(PHOTO: MOSAIX2013/RANDY BARANOSKY) The Mosaix 2013 Multi-Ethnic Church Conference featured Pastors Mark DeYmaz, Derwin Gray and Eugene Cho, and theology professor Paul Louis Metzger who shared their belief in this movement that aims to reflect God’s love for all people and the diversity of the kingdom of heaven by planting and growing economically and ethnically-diverse churches on Tuesday, November 5, 2013.
The Grace Brethren Church, Long Beach, Calif. (Lou Huesmann, pastor) is hosting the national multi-ethnic church conference, Mosaix 2013, this week. Hundreds of pastors, church planters, theologians, and others, including a number from the Fellowship of Grace Brethren Churches are attending. PlantLB, the church planting effort led by Grace Long Beach staffer, Eric Marsh, is the host organization. (Click here for more details.) Below is a portion of story from the Christian Post about the conference. Click here to read the complete article.
Pastors Take on the Biblical Challenge to Reflect the Kingdom of Heaven on Earth in the Multi-Ethnic Church at Mosaix 2013
LONG BEACH, Calif. – Kicking off the first plenary session at the Mosaix 2013 Multi-Ethnic Church Conference on Tuesday, Pastors Mark DeYmaz, Derwin Gray and Eugene Cho, and theology professor Paul Louis Metzger shared their belief in this movement that aims to reflect God’s love for all people and the diversity of the kingdom of heaven by planting and growing economically and ethnically-diverse churches.
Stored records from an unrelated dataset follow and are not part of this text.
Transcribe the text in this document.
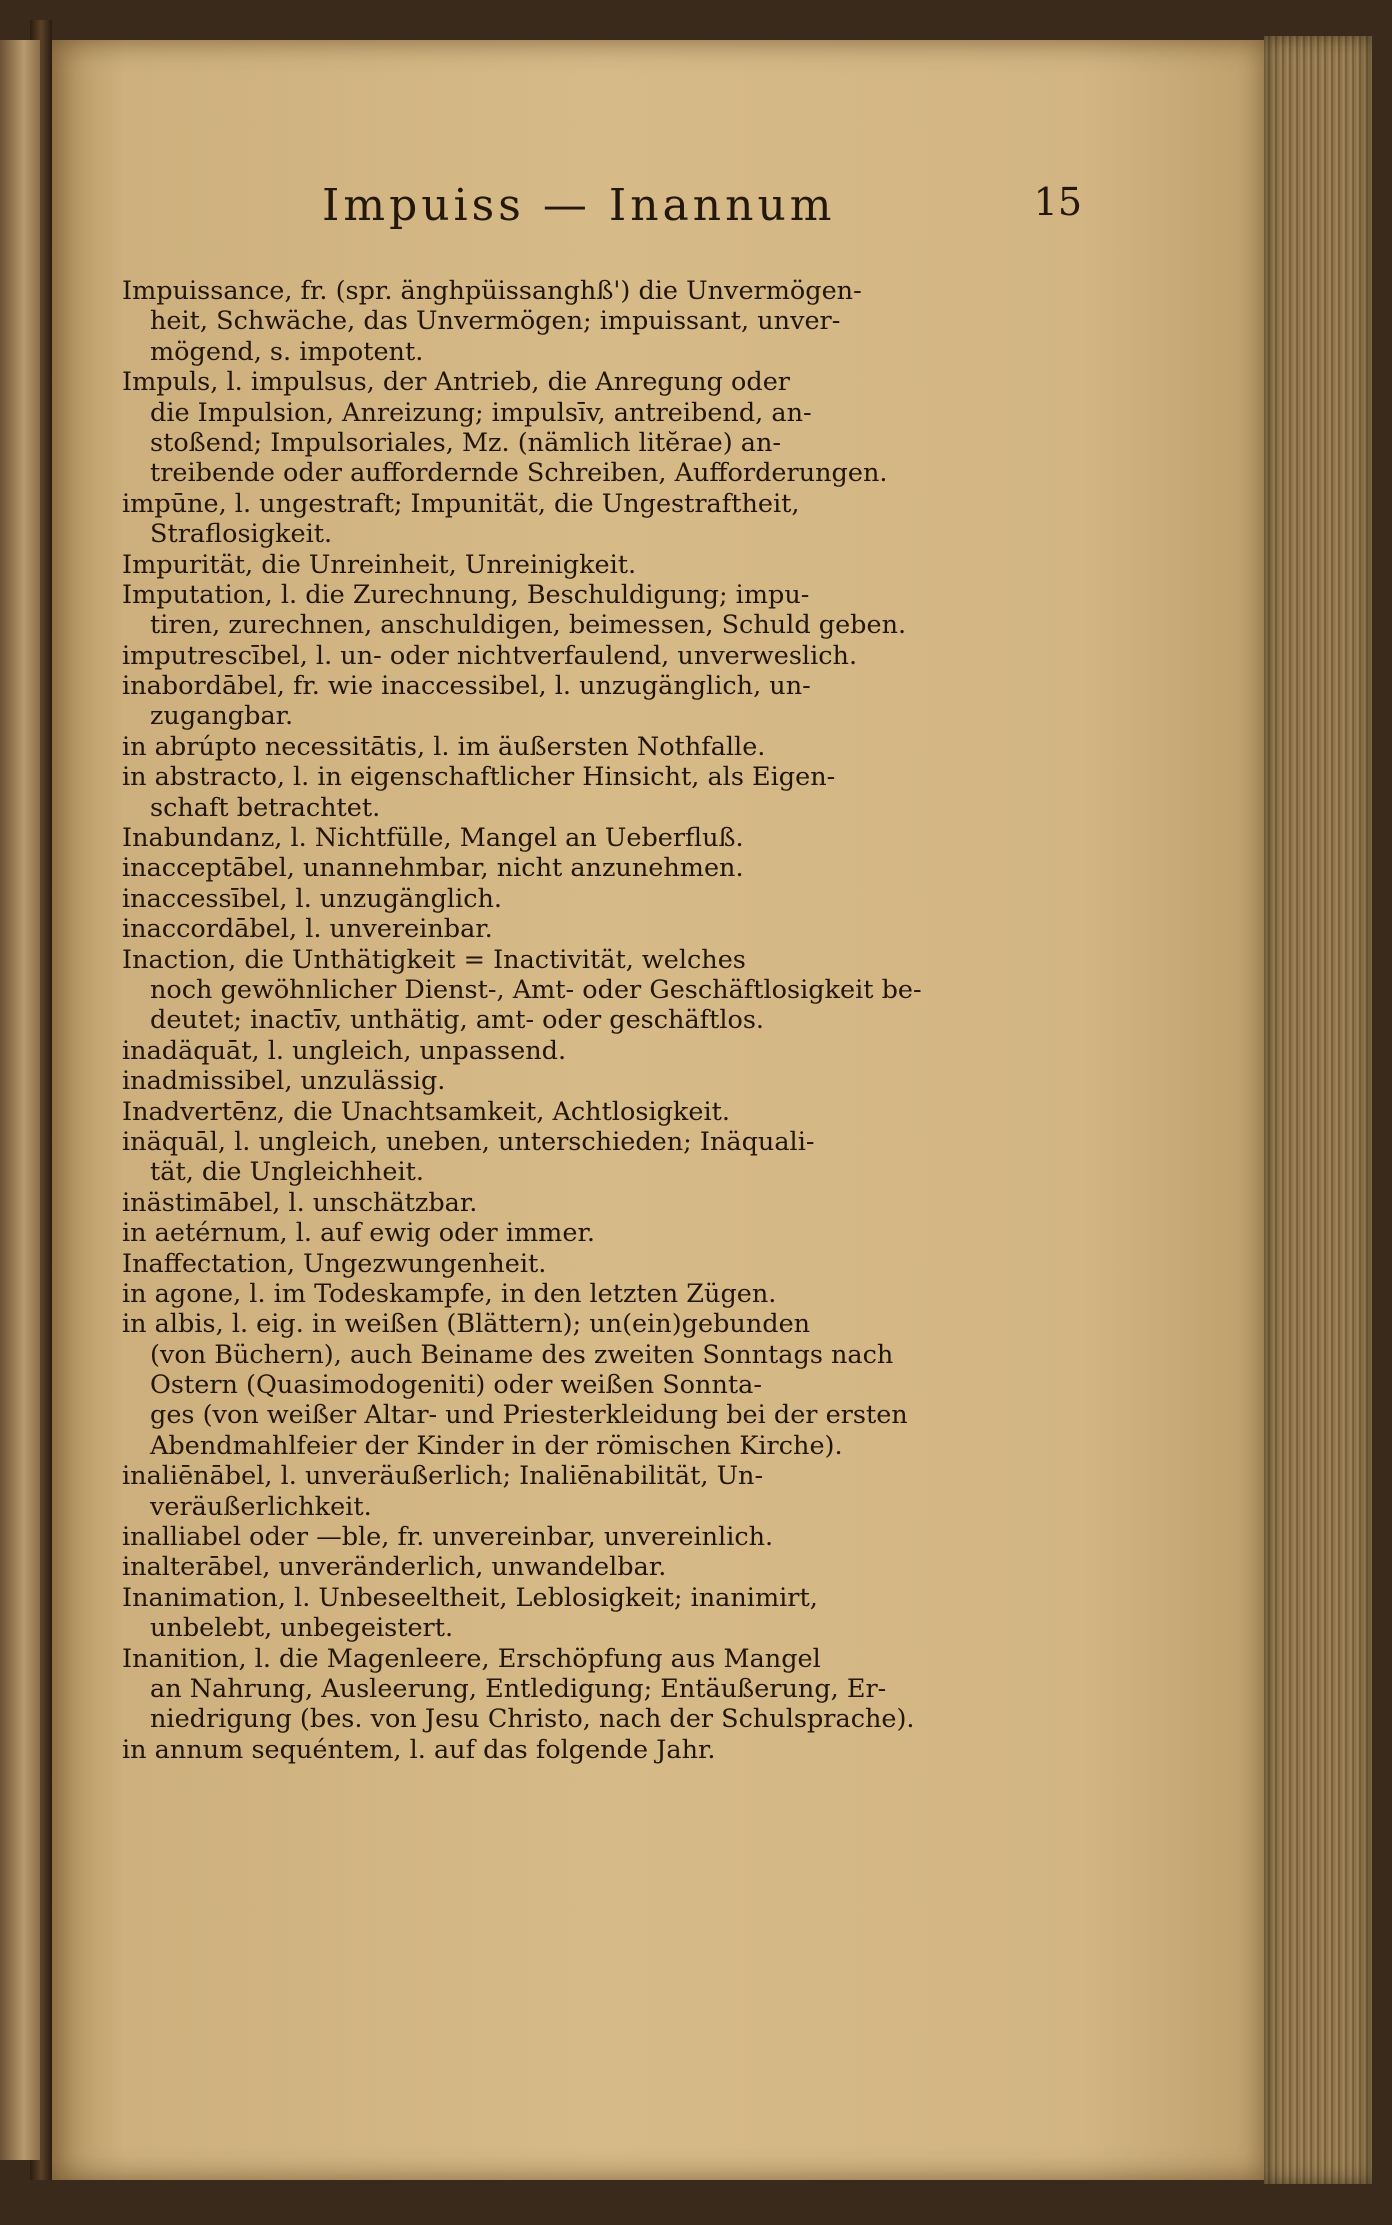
Impuiss — Inannum	15
Impuissance, fr. (spr. änghpüissanghß') die Unvermögen-
heit, Schwäche, das Unvermögen; impuissant, unver-
mögend, s. impotent.
Impuls, l. impulsus, der Antrieb, die Anregung oder
die Impulsion, Anreizung; impulsīv, antreibend, an-
stoßend; Impulsoriales, Mz. (nämlich litĕrae) an-
treibende oder auffordernde Schreiben, Aufforderungen.
impūne, l. ungestraft; Impunität, die Ungestraftheit,
Straflosigkeit.
Impurität, die Unreinheit, Unreinigkeit.
Imputation, l. die Zurechnung, Beschuldigung; impu-
tiren, zurechnen, anschuldigen, beimessen, Schuld geben.
imputrescībel, l. un- oder nichtverfaulend, unverweslich.
inabordābel, fr. wie inaccessibel, l. unzugänglich, un-
zugangbar.
in abrúpto necessitātis, l. im äußersten Nothfalle.
in abstracto, l. in eigenschaftlicher Hinsicht, als Eigen-
schaft betrachtet.
Inabundanz, l. Nichtfülle, Mangel an Ueberfluß.
inacceptābel, unannehmbar, nicht anzunehmen.
inaccessībel, l. unzugänglich.
inaccordābel, l. unvereinbar.
Inaction, die Unthätigkeit = Inactivität, welches
noch gewöhnlicher Dienst-, Amt- oder Geschäftlosigkeit be-
deutet; inactīv, unthätig, amt- oder geschäftlos.
inadäquāt, l. ungleich, unpassend.
inadmissibel, unzulässig.
Inadvertēnz, die Unachtsamkeit, Achtlosigkeit.
inäquāl, l. ungleich, uneben, unterschieden; Inäquali-
tät, die Ungleichheit.
inästimābel, l. unschätzbar.
in aetérnum, l. auf ewig oder immer.
Inaffectation, Ungezwungenheit.
in agone, l. im Todeskampfe, in den letzten Zügen.
in albis, l. eig. in weißen (Blättern); un(ein)gebunden
(von Büchern), auch Beiname des zweiten Sonntags nach
Ostern (Quasimodogeniti) oder weißen Sonnta-
ges (von weißer Altar- und Priesterkleidung bei der ersten
Abendmahlfeier der Kinder in der römischen Kirche).
inaliēnābel, l. unveräußerlich; Inaliēnabilität, Un-
veräußerlichkeit.
inalliabel oder —ble, fr. unvereinbar, unvereinlich.
inalterābel, unveränderlich, unwandelbar.
Inanimation, l. Unbeseeltheit, Leblosigkeit; inanimirt,
unbelebt, unbegeistert.
Inanition, l. die Magenleere, Erschöpfung aus Mangel
an Nahrung, Ausleerung, Entledigung; Entäußerung, Er-
niedrigung (bes. von Jesu Christo, nach der Schulsprache).
in annum sequéntem, l. auf das folgende Jahr.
DeYmaz, who planted Mosaic Church in Little Rock, Ark., where he’s the directional leader, noted that among all of the churches in the United States, 86.3 percent, fail to have at least 20 percent diversity in the congregations, adding that churches are 10 times more segregated than the communities in which they sit and 20 times more segregated than nearby public schools.
“Surely it breaks the heart of God that so many churches throughout this country are segregated ethnically and economically from one another,” DeYmaz commented, “and little has changed in more than 100 years since it was first heard that 11 a.m. on Sunday morning is the most-segregated hour of the week.”